Em nosso estudo anterior, tratamos do terceiro verso do Evangelho de João. Abordamos com mais profundidade a incrível ligação entre a Palavra de D’us e a Criação; demonstrando que, de fato, como é afirmado no verso, se não fosse pela Palavra do Eterno nenhuma sequer das criaturas existentes viriam a ser.
Então, prosseguindo nosso estudo, leiamos os versos que já explicamos:
“No princípio, era a Palavra; e a Palavra estava com D’us, e a Palavra era Elevada, Poderosa, Grandiosa, Sublime. E ele estava com D’us. Tudo veio a existir através dele, e sem ele nada do que veio a existir se faria.”
No quarto verso do seu Evangelho, Yochanan prossegue e diz:

בּוֹ הָיוּ חַיִּים וְהַחַיִּים הָיוּ אוֹר לִבְנֵי הָאָדָם
Nele estava a vida, e a vida era a luz dos homens.”

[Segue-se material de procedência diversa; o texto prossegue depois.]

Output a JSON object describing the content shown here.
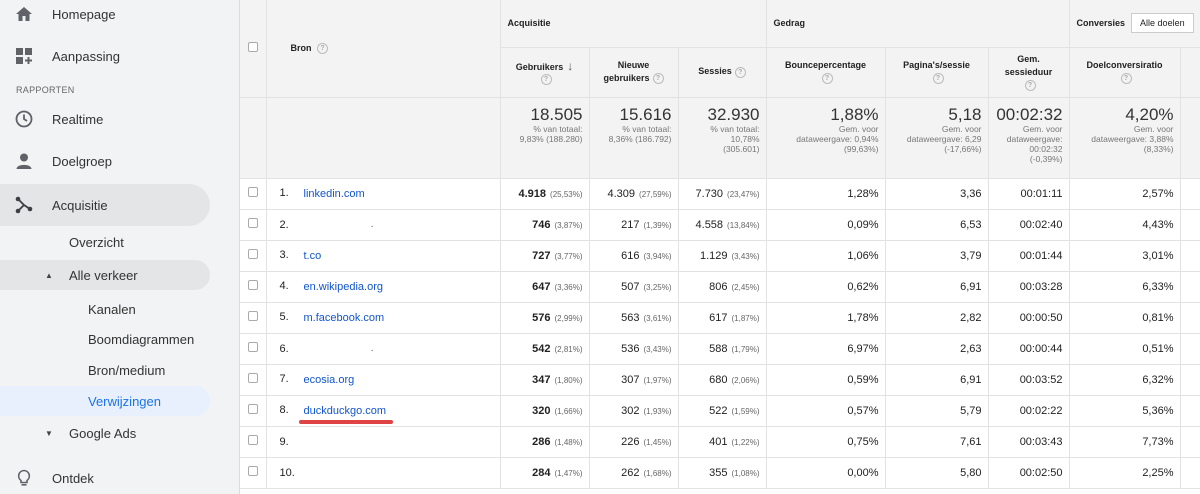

Antes de tudo, o evangelista no verso anterior declara que o Logos, i.e. a Palavra, foi o meio pelo qual o mundo foi criado originalmente. E uma parte dessa Criação consiste de “fôlego da vida”, como está na Torá, “E soprou-lhe nas narinas o fôlego da vida” (Gen. 2:7).
Rashi comenta nas seguintes palavras:

“Ele formou o homem com os dois, tanto o físico quanto o espiritual. O corpo do mundo físico, e a alma do mundo espiritual. Visto que assim ocorreu no primeiro dia; foram criados os Céus e depois a terra. No segundo, Ele cria o firmamento para os Céus, e no terceiro dia Ele diz: ‘faça-se a porção seca’, para os seres terrestres. No quarto, Ele criou as Estrelas nos Céus, e no quinto, Ele disse: ‘Encham-se as águas’, para os seres viventes. E consequentemente, no sexto deve haver mais uma conjunção entre o físico e espiritual: o homem.”

Perceba que Rashi está nos mostrando que nos outros cinco dias da Criação, HaShem uniu o físico e o espiritual, porém, em corpos separados. No sexto dia, entretanto, em um único corpo, o Eterno infla a “fôlego vivente (neshamá vivente)” no Homem, e ele torna-se uma Nefesh Chaiá (alma viva).

Aqui, já identificamos no texto da Torá o conceito da “vida” relacionada com a Criação. Esse atributo é descrito em Yeshua HaMashiach. Ele não simplesmente foi o meio para a existência da Criação; mas também é o meio pelo qual essa Criação deixa seu estado vegetativo e passa a ser uma Criação animada, i.e com vida. Filosoficamente, há 6 critérios pelos quais algo se diz vivo ou não.

1) Desenvolvimento: passagem por várias etapas distintas e sequenciais, que vão da concepção à morte.
2) Crescimento: absorção e reorganização cumulativa de matéria oriunda do meio; com excreção dos excessos e dos produtos "indesejados".
3) Movimento: em meio interno (dinâmica celular), acompanhada ou não de locomoção no ambiente.
4) Reprodução: capacidade de gerar entidades semelhantes a si própria.
5) Resposta a estímulos: capacidade de "sentir" e avaliar as propriedades do ambiente e de agir seletivamente em resposta às possíveis mudanças em tais condições.
6) Evolução: capacidade das sucessivas gerações transformarem-se gradualmente e de adaptarem-se ao meio.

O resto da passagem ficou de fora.